Hier gibt es Infos zu dieser Technik von damals:
+1
sonorman
sonorman05.09.26 15:08
Huba

So etwas wie einen ewig besten Lautsprecher gibt es für mich nicht. Es geht immer noch ein bisschen mehr. Die Sabrina V gefallen mir in der Summe aller Eigenschaften noch etwas besser als die Børresen und sie harmonieren auch noch ein bisschen besser mit meinem Raum. Daher sind sie meine aktuelle Arbeitsreferenz. Die Børresen habe ich aber auch noch in einem anderen Raum. Ich konnte mich von ihnen bisher nicht trennen.

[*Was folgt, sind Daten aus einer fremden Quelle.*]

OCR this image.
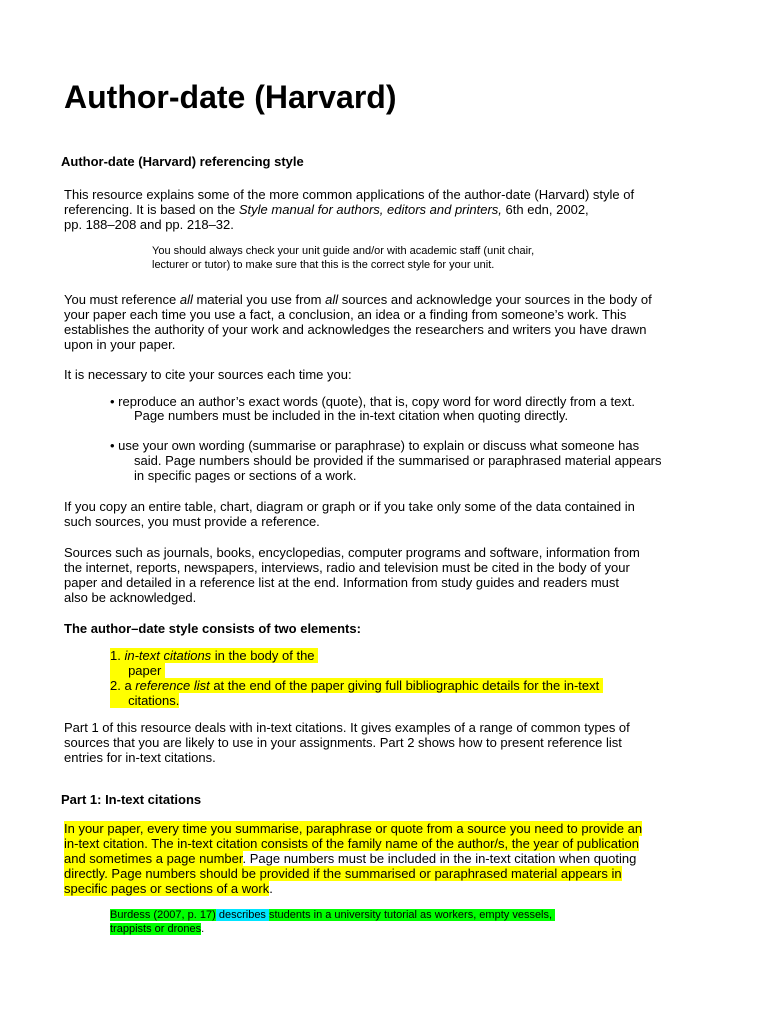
Author-date (Harvard)
Author-date (Harvard) referencing style

This resource explains some of the more common applications of the author-date (Harvard) style of

referencing. It is based on the Style manual for authors, editors and printers, 6th edn, 2002,

pp. 188–208 and pp. 218–32.

You should always check your unit guide and/or with academic staff (unit chair,

lecturer or tutor) to make sure that this is the correct style for your unit.

You must reference all material you use from all sources and acknowledge your sources in the body of

your paper each time you use a fact, a conclusion, an idea or a finding from someone’s work. This

establishes the authority of your work and acknowledges the researchers and writers you have drawn

upon in your paper.

It is necessary to cite your sources each time you:

• reproduce an author’s exact words (quote), that is, copy word for word directly from a text.

Page numbers must be included in the in-text citation when quoting directly.

• use your own wording (summarise or paraphrase) to explain or discuss what someone has

said. Page numbers should be provided if the summarised or paraphrased material appears

in specific pages or sections of a work.

If you copy an entire table, chart, diagram or graph or if you take only some of the data contained in

such sources, you must provide a reference.

Sources such as journals, books, encyclopedias, computer programs and software, information from

the internet, reports, newspapers, interviews, radio and television must be cited in the body of your

paper and detailed in a reference list at the end. Information from study guides and readers must

also be acknowledged.

The author–date style consists of two elements:

1. in-text citations in the body of the

paper

2. a reference list at the end of the paper giving full bibliographic details for the in-text

citations.

Part 1 of this resource deals with in-text citations. It gives examples of a range of common types of

sources that you are likely to use in your assignments. Part 2 shows how to present reference list

entries for in-text citations.

Part 1: In-text citations

In your paper, every time you summarise, paraphrase or quote from a source you need to provide an

in-text citation. The in-text citation consists of the family name of the author/s, the year of publication

and sometimes a page number. Page numbers must be included in the in-text citation when quoting

directly. Page numbers should be provided if the summarised or paraphrased material appears in

specific pages or sections of a work.

Burdess (2007, p. 17) describes students in a university tutorial as workers, empty vessels,

trappists or drones.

Übrigens gefallen mir die Wilson auch optisch auf ihre Art genauso gut. Es ist halt nur eine gänzlich andere Ansprache, aber ich beschränke meinen Geschmack nicht auf nur eine bestimmte optische Linie. Vielfalt ist Trumpf!

PS: Was natürlich nicht heißt, dass ich jedes Design mag. Ein Beispiel für Lautsprecher die ich richtig hässlich finde, ist morgen im TechTicker zu finden.

Pallllo
Sagte ich doch:
Artikel
Die Idee solcher Membrangegekopplungen ist alles andere als neu.
Aber die technischen Möglichkeiten sind heute doch andere.